FORT STEWART, Georgia- U.S. Army Lt. Gen. (retired) William G. Webster, Coastal Georgia Military Affairs Coalition representative, PJ Waldrop, state director of Senator David Perdue’s office, and Sam Tostensen, field representative from Senator Perdue’s office, toured the rail load operations and received a briefing on a proposed plan for the rail marshalling area at Fort Stewart, Georgia, March 5.
Command Sergeants Major Rebecca N. Myers, Fort Stewart Garrison’s senior enlisted leader, and Yetta J. Stewart, senior enlisted advisor, Army Field Support Battalion at Fort Stewart, and other Fort Stewart/Hunter Army Airfield representatives led the tour and briefed the distinguished guests on the RMA’s functions and how efficiencies in operations can be increased at the RMA.

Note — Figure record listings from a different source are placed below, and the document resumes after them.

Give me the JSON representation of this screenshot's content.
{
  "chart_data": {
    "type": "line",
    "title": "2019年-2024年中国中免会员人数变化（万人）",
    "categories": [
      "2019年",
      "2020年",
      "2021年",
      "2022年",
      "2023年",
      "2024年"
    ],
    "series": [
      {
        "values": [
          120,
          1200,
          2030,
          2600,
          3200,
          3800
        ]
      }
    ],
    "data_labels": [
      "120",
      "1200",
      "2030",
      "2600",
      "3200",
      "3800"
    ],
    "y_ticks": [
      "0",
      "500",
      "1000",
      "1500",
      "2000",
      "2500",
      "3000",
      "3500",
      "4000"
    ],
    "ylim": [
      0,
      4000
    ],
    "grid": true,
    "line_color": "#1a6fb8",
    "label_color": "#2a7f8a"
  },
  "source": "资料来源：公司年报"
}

Richard Rayman, unit movement coordinator at the RMA, said a unit’s Soldiers load armored vehicles and tanks onto the rail line at the RMA for deployments, while RMA civilians assist with the process. Rayman also said that currently the RMA can handle a brigade combat team’s full line of equipment at a time.
Thousands of pieces of equipment, such as M1 Abrams tanks, M2 Bradley Fighting Vehicles, M109 Paladin Howitzers, Joint Light Tactical Vehicles, and High Mobility Multipurpose Wheeled Vehicles are secured with chains to the rail line by Soldiers and then inspected by the RMA’s civilians, so the equipment can be shipped by train.
“The rail marshalling area plays a pivotal role in our various deployments,” said Stewart.
To increase efficiency and capacity, Rayman said in addition to the rail line, a plan is in place to conduct wheeled convoy operations through the wheel marshalling area, which will be co-located at RMA. There are also plans for new rail spurs to be added to the RMA in order to increase loading and unloading capacity. To reduce future costs, the container handling facility will buy new containers instead of relying on leased containers.
“The whole project will cost $39 million and will take seven to nine years to see its full completion,” said Rayman.
According to the briefing points presented to the visiting dignitaries, the improvements to the RMA are necessary for meeting the demands to rapidly push out military equipment to meet combat power needs at far-away locations while easing the pressure on Soldiers.
“These additions will cut down the time it takes to deploy in half,” said Stewart. “That will mean Soldiers can spend more time with their Families, rather than spending so much time and effort here at RMA.”